Further supporting my conclusion that the legislature did not intend the three-year statute of limitations to apply to tort actions arising from motor vehicle accidents is that the threshold provisions in section 10-4-714 apply only to claims for bodily injury. Hence, under the majority analysis, the same cause of action would create two statutes of limitations. A claim for bodily injury, arising out of an automobile accident in which one party had a complying auto policy, would fall under the three-year statute of limitations, while a claim for property damage arising from the same cause of action would fall under the two-year statute of limitations.2 There is no reason to assume that the General Assembly intended there to be two different statutes of limitations for motor vehicle accidents. This unusual result should not be permitted, unless the legislative intent plainly expresses otherwise. See City & County of Denver v. Holmes, 156 Colo. 586, 590, 400 P.2d 901, 903 (1965).
Finally, there are instances in which a person injured in a two-car accident has claims against persons other than the own*228er of the other vehicle, such as the unauthorized driver of the other car or a manufacturer. If there were different statutes of limitations for these claims, it would lead to obvious inconsistencies and litigation problems.

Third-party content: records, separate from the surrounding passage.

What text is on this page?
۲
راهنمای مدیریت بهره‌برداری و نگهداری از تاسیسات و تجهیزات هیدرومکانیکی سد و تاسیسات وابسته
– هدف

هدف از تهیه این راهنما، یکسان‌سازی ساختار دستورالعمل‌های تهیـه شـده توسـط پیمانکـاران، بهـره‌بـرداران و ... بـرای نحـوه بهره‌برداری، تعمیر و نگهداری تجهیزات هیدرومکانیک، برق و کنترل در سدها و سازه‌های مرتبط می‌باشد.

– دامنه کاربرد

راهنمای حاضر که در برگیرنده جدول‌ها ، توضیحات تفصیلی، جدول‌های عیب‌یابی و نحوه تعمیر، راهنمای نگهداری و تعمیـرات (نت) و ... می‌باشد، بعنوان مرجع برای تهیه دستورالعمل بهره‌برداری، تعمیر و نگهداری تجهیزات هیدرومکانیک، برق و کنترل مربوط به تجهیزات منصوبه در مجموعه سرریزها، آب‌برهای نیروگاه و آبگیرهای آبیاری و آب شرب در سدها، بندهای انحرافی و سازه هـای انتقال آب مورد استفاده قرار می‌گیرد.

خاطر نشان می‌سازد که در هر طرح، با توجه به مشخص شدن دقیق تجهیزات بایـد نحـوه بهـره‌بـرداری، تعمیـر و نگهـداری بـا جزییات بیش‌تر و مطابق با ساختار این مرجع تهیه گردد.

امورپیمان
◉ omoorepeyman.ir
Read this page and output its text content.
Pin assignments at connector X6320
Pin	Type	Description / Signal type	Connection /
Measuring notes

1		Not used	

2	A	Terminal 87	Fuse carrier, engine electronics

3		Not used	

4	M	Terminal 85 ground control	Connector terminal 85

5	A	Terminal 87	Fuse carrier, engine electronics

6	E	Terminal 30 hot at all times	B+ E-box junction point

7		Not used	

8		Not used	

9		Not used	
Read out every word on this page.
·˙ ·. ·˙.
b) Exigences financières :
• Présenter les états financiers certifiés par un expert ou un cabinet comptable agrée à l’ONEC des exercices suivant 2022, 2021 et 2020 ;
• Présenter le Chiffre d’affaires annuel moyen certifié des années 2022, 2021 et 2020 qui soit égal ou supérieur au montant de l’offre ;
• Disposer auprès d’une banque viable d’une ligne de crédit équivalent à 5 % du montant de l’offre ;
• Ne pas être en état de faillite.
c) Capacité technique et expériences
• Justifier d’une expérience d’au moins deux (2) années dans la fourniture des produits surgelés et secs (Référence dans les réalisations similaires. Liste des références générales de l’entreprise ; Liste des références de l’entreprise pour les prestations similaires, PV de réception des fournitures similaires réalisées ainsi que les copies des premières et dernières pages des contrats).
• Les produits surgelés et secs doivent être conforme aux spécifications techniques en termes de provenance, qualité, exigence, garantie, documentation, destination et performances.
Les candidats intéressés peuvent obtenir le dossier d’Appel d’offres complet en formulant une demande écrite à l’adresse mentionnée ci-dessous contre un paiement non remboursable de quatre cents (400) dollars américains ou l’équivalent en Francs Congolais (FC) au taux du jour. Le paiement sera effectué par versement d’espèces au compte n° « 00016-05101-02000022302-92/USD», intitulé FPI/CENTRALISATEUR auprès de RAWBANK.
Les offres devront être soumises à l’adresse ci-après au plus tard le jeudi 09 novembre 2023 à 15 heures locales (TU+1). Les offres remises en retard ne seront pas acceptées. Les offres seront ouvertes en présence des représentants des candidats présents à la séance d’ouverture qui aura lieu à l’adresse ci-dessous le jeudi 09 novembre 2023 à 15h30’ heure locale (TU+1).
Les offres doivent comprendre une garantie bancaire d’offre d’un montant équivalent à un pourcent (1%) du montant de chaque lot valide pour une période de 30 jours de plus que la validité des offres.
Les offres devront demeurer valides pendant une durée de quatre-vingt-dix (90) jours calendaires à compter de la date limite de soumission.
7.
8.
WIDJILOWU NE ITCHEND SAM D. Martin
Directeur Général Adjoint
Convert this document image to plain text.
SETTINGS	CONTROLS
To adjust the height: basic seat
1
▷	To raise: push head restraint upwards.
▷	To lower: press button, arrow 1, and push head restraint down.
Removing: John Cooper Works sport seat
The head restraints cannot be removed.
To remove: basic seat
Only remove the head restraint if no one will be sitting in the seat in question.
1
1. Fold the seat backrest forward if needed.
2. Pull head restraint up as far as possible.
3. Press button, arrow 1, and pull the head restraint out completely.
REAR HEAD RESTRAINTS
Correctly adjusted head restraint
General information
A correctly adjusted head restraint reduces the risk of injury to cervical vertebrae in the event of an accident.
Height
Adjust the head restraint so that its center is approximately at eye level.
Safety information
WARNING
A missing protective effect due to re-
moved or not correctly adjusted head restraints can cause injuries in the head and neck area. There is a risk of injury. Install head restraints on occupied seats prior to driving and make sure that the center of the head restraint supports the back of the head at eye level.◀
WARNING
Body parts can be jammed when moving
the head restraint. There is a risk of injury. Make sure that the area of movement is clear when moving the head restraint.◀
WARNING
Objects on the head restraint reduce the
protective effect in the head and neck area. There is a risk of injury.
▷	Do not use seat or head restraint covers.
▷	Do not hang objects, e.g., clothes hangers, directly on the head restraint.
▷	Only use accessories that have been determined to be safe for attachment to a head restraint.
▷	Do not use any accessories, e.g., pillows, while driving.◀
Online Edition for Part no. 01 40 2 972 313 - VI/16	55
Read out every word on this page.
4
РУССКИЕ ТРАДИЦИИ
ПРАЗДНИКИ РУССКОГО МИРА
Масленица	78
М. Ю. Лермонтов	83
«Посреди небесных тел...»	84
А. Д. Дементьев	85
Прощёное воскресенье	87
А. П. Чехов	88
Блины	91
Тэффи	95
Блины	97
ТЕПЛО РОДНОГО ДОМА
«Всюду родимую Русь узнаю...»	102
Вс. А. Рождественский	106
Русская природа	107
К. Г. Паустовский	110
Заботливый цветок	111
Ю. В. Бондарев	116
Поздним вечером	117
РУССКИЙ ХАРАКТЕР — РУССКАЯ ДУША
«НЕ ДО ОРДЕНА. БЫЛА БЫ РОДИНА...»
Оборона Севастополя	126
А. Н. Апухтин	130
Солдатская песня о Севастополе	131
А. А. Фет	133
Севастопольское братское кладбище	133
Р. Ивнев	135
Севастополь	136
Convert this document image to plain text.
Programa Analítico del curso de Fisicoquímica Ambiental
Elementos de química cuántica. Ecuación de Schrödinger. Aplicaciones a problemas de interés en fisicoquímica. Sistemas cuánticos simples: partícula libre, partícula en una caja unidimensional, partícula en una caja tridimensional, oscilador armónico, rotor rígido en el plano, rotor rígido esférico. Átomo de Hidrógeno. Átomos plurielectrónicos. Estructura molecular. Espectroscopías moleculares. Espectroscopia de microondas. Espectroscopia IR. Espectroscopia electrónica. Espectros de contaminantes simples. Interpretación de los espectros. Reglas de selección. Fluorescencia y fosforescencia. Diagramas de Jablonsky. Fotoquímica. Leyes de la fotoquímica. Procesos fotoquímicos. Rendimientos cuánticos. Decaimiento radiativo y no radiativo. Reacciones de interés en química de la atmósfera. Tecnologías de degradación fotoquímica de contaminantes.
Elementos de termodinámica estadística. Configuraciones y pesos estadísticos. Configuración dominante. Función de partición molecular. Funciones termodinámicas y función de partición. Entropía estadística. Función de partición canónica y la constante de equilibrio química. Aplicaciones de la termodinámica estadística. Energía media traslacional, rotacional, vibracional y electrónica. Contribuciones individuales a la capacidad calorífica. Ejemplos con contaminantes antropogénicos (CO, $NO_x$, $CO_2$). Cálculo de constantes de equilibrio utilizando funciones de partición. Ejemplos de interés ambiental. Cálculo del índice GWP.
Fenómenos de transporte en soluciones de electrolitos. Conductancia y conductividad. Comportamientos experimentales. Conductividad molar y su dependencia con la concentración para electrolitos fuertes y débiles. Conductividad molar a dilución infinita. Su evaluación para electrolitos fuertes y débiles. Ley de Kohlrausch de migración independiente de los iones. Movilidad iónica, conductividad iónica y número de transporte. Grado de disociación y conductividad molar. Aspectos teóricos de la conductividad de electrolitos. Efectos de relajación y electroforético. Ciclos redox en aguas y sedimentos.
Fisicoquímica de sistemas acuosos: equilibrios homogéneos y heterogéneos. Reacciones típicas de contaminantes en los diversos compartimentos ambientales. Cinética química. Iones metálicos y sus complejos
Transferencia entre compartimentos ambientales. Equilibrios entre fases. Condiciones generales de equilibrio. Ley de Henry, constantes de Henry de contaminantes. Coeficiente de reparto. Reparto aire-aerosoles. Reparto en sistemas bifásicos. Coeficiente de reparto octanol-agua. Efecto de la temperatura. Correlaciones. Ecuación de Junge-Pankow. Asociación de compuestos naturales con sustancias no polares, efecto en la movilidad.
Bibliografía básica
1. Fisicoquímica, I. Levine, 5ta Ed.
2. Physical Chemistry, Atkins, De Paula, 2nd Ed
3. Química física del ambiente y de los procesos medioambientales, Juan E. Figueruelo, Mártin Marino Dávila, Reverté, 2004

Section 10-7-714 addresses the threshold which must be met to allow recovery in a tort action; it is not determinative of which statute of limitations applies. Accordingly, I respectfully dissent to part II of the majority opinion.
. Section 10-4-715 states:
Nothing in this part 7 shall be construed to limit the right to maintain an action in tort by either a provider of direct benefits ... or by a person who has been injured or damaged as a result of an automobile accident against an alleged tortfeasor where such alleged tort-feasor was ... required to be covered under [the Act, but] was not, at the time of the occurrence of the alleged tortious conduct, actually covered....
. Although there are no Colorado cases expressing that a simultaneous injury to person and property gives rise to a single cause of action, the majority of jurisdictions (35 states) follow that approach. Andrea G. Nadel, Annotation, Simultaneous Injury to Person and Property As Giving Rise to Single Cause of Action—Modem Cases, 24 A.L.R.4A 646 (1983). Neither the Colorado statutes nor the Colorado court rules treat a claim for personal injury and a claim for property damage arising out of the same accident as separate causes of action.